For decades, Linux skills have been an essential resource for virtually every developer. Unless you are exclusively focused on creating desktop applications for Windows, a familiarity with Linux CLI toolsfile system conventions and system administration routines were important for writing applications, since many of these applications would be hosted on Linux servers.
However, Linux skills are arguably less important for today’s coders. They’re still handy to have, but they’re not the essential knowledge base they once were.
Software development and Linux: a brief history
To understand what has changed, let’s start by looking at how things were.
Historically, developers needed Linux skills because, regardless of the systems end users were running, application hosting environments often consisted of servers running Linux (or another Unix-like operating system whose conventions and tools were similar to Linux).
The majority of websites and web applications are hosted on Linux or other Unix-like servers. Android apps run on an operating system more or less a form of Linux. And any application designed to be cross-platform and run locally must run on Linux if it is to be worthy of the “cross-platform” moniker.
For these reasons, developers needed to know how to work with Linux command-line tools, manage files on a Linux system, install Linux packages, and more. whether they should test the software before deployment. Developers even needed to know Linux if they were to play a role in software deployment and post-deployment management.
Why Linux Matters Less to Today’s Programmers
Today, however, knowing Linux has become less crucial, for a number of reasons.
1. PaaS and Serverless Application Deployments
It is first and foremost the rise of platform as a service (PaaS) and serverless computing services. Both types of solutions make it possible to host applications without worrying too much about the underlying host infrastructure or the operating system.
If you’re deploying your application to a PaaS service like Heroku, for example, or running it as serverless functions on AWS Lambda, you won’t have to interact much directly with a Linux environment to test and deploy it. , even if it ends up being hosted on Linux servers. Instead, you can rely primarily on your PaaS or serverless platform tools to provision Linux servers and run the application there.
2. Windows Subsystem for Linux
Another significant change for developers’ relationship with Linux was the advent of Windows Subsystem for Linux (WSL), a framework that allows running Linux applications “natively” on a Windows system.
Admittedly, using WSL requires some level of Linux skill, as the whole point of the subsystem is to emulate a native Linux environment in Windows. But because the environment is built into Windows, the level of Linux expertise it requires from developers is lower. They don’t need full Linux system administration skills or the ability to work with conventional Linux package managers, for example. They mostly just need to know the basic Linux CLI tools.
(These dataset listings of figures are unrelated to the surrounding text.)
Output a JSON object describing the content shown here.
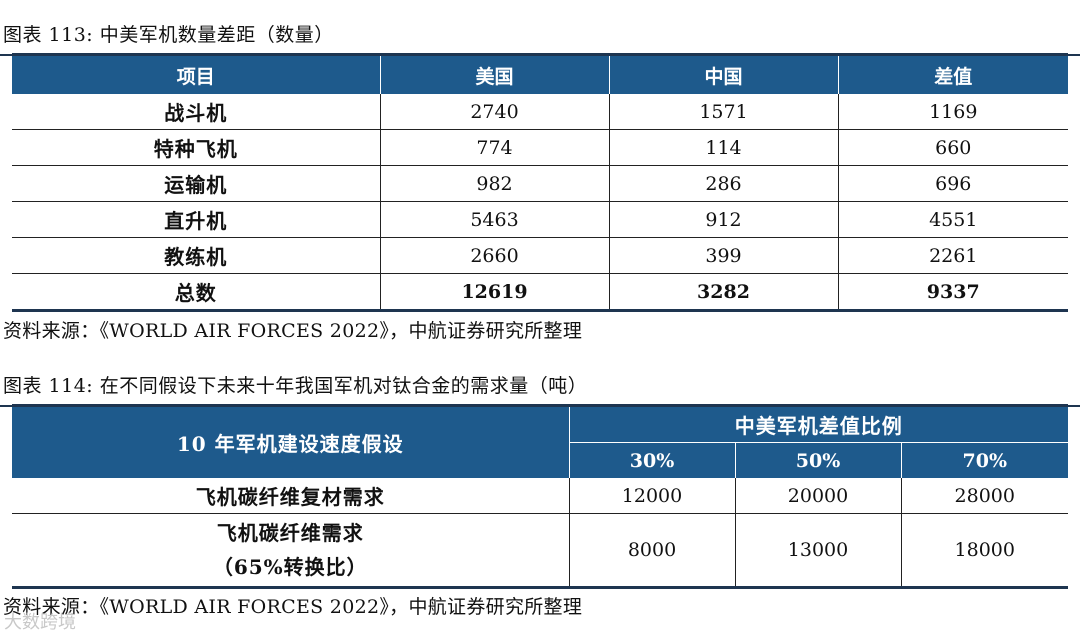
{
  "table1": {
    "caption": "图表 113: 中美军机数量差距（数量）",
    "headers": [
      "项目",
      "美国",
      "中国",
      "差值"
    ],
    "rows": [
      {
        "label": "战斗机",
        "us": "2740",
        "cn": "1571",
        "diff": "1169"
      },
      {
        "label": "特种飞机",
        "us": "774",
        "cn": "114",
        "diff": "660"
      },
      {
        "label": "运输机",
        "us": "982",
        "cn": "286",
        "diff": "696"
      },
      {
        "label": "直升机",
        "us": "5463",
        "cn": "912",
        "diff": "4551"
      },
      {
        "label": "教练机",
        "us": "2660",
        "cn": "399",
        "diff": "2261"
      },
      {
        "label": "总数",
        "us": "12619",
        "cn": "3282",
        "diff": "9337"
      }
    ],
    "source": "资料来源：《WORLD AIR FORCES 2022》，中航证券研究所整理"
  },
  "table2": {
    "caption": "图表 114: 在不同假设下未来十年我国军机对钛合金的需求量（吨）",
    "header_left": "10 年军机建设速度假设",
    "header_group": "中美军机差值比例",
    "percents": [
      "30%",
      "50%",
      "70%"
    ],
    "rows": [
      {
        "label": "飞机碳纤维复材需求",
        "label2": "",
        "v1": "12000",
        "v2": "20000",
        "v3": "28000"
      },
      {
        "label": "飞机碳纤维需求",
        "label2": "（65%转换比）",
        "v1": "8000",
        "v2": "13000",
        "v3": "18000"
      }
    ],
    "source": "资料来源：《WORLD AIR FORCES 2022》，中航证券研究所整理"
  },
  "watermark": "大数跨境"
}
3. Macs as development boxes
Another way to access major Linux utilities without actually running Linux is to use macOS. Although some of the tools developers will find on a Mac are not identical to those on Linux systems, and macOS lacks binary compatibility with Linux, both systems offer access to the same basic Unix tools. They also manage files and users in the same way.
This has been the case since Apple adopted a Unix-like operating system to power his computers, of course. But what has changed is that macOS’s market share has steadily increased. In the 1990s, few developers used Macs because few people in general used Macs. But now that Apple’s operating system is widespread, it’s a more obvious solution for programmers who want a Unix-like environment to write and test applications but don’t want to use Linux.
Where Linux Skills Still Matter
None of the above is to say that Linux no longer matters to most developers. An understanding of Linux is always beneficial. And it’s absolutely critical for programmers building applications that will be deployed directly to Linux servers, without abstractions or managed services, to reduce the amount of Linux expertise required to test, deploy, and maintain those applications.
But in general, today’s developers don’t need to know as much about Linux as they once did. The typical developer can get away with something like Windows Subsystem for Linux or choose a hosting service that provides access to Linux environments without requiring traditional Linux system administration skills.
About the AuthorChristopher Tozzi is a technology analyst specializing in cloud computing, application development, open source software, virtualization, containers, and more. He also teaches at a major university in the Albany, New York area. His book, “For Fun and Profit: A History of the Free and Open Source Software Revolution”, was published by MIT Press.